$499 million to be paid by UBS, US banks to settle antitrust lawsuit

Goldman Sachs, JPMorgan Chase, Morgan Stanley, and UBS will pay $499 million to settle an antitrust lawsuit from investors alleging they conspired to stifle competition in the stock lending market.

The settlement was revealed on Wednesday in a filing at the federal court in Manhattan. It necessitates a judge’s endorsement and also enforces alterations to the management structure of EquiLend, a joint venture involving the implicated parties.
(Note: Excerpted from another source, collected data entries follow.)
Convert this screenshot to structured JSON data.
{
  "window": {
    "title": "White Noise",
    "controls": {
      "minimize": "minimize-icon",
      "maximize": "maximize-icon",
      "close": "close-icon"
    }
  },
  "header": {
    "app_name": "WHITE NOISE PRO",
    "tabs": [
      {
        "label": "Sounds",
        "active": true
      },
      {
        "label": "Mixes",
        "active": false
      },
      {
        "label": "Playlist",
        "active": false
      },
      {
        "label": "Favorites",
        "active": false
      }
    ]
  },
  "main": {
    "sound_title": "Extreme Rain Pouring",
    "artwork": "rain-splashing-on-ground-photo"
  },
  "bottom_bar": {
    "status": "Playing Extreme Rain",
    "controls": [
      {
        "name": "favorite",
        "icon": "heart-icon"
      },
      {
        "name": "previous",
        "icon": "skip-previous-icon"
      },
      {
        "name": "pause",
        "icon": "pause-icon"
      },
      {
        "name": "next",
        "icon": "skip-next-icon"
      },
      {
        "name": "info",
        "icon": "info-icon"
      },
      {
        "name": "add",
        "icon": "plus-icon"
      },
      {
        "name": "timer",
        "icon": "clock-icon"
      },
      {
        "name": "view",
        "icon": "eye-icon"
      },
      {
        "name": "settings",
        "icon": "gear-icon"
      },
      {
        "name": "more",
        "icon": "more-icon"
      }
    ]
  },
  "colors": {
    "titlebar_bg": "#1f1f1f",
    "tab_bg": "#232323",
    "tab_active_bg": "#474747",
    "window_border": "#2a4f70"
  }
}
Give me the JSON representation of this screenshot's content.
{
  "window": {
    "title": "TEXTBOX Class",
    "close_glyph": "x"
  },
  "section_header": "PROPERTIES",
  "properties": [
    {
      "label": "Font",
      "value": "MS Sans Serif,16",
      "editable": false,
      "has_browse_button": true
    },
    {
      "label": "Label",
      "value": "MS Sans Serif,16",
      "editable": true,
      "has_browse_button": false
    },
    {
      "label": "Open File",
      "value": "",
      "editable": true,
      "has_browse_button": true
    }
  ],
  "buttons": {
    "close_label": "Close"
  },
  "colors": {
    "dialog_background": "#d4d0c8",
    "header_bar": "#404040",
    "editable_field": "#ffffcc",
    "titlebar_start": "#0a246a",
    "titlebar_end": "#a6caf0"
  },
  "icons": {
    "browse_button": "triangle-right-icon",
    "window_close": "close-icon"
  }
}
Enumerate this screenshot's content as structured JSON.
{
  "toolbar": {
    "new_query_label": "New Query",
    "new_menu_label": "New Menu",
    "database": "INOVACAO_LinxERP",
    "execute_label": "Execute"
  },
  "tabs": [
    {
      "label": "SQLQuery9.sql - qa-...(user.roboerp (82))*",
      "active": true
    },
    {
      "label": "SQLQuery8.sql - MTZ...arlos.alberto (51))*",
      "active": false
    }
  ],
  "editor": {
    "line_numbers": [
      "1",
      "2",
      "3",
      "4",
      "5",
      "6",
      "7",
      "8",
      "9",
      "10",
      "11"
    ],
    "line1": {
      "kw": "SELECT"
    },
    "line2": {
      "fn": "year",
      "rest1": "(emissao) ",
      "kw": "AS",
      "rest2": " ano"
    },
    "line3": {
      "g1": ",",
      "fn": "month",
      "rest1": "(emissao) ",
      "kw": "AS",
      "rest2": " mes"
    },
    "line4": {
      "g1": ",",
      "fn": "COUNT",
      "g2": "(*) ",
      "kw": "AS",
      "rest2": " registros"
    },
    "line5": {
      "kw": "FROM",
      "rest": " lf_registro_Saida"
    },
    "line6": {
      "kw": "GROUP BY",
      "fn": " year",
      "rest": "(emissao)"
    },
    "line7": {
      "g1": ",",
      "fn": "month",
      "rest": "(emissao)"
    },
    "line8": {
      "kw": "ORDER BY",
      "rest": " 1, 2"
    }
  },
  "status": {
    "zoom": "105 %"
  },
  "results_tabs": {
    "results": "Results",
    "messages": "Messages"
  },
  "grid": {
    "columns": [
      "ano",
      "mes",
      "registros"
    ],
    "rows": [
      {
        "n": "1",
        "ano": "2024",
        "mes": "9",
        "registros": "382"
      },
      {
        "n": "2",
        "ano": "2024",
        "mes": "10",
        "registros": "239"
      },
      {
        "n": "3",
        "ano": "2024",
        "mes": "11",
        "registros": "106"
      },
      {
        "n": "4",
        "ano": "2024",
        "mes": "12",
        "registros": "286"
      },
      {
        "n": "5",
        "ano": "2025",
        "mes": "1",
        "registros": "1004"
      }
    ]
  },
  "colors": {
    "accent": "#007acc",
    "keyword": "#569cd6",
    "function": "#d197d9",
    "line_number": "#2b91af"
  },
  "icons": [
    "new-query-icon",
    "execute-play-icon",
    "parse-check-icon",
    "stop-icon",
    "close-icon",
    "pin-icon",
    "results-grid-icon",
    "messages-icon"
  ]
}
The plaintiffs, led by four pension funds and a trading firm, alleged that the banks engaged in a conspiracy dating back to 2009 to hinder the stock lending market’s progress by boycotting emerging platforms, effectively pushing it backwards.

They asserted that the banks accomplished this by leveraging their positions on EquiLend’s board to uphold a monopoly grip on the market and impose overly high fees on investors. To date, investors have secured $580 million in settlements with five banks.

This includes an $81 million agreement in February 2022 with Credit Suisse, which UBS acquired in June.

The banks denied wrongdoing but settled to avoid the risk, cost and inconvenience of further litigation, court papers show.

Furthermore, they agreed to collaborate in the investors’ legal action against the last remaining defendant, Bank of America. The lawsuit started in August 2017.

As of September 2021, the Financial Stability Oversight Council of the U.S. Department of the Treasury approximated that global securities on loan amounted to $3.1 trillion.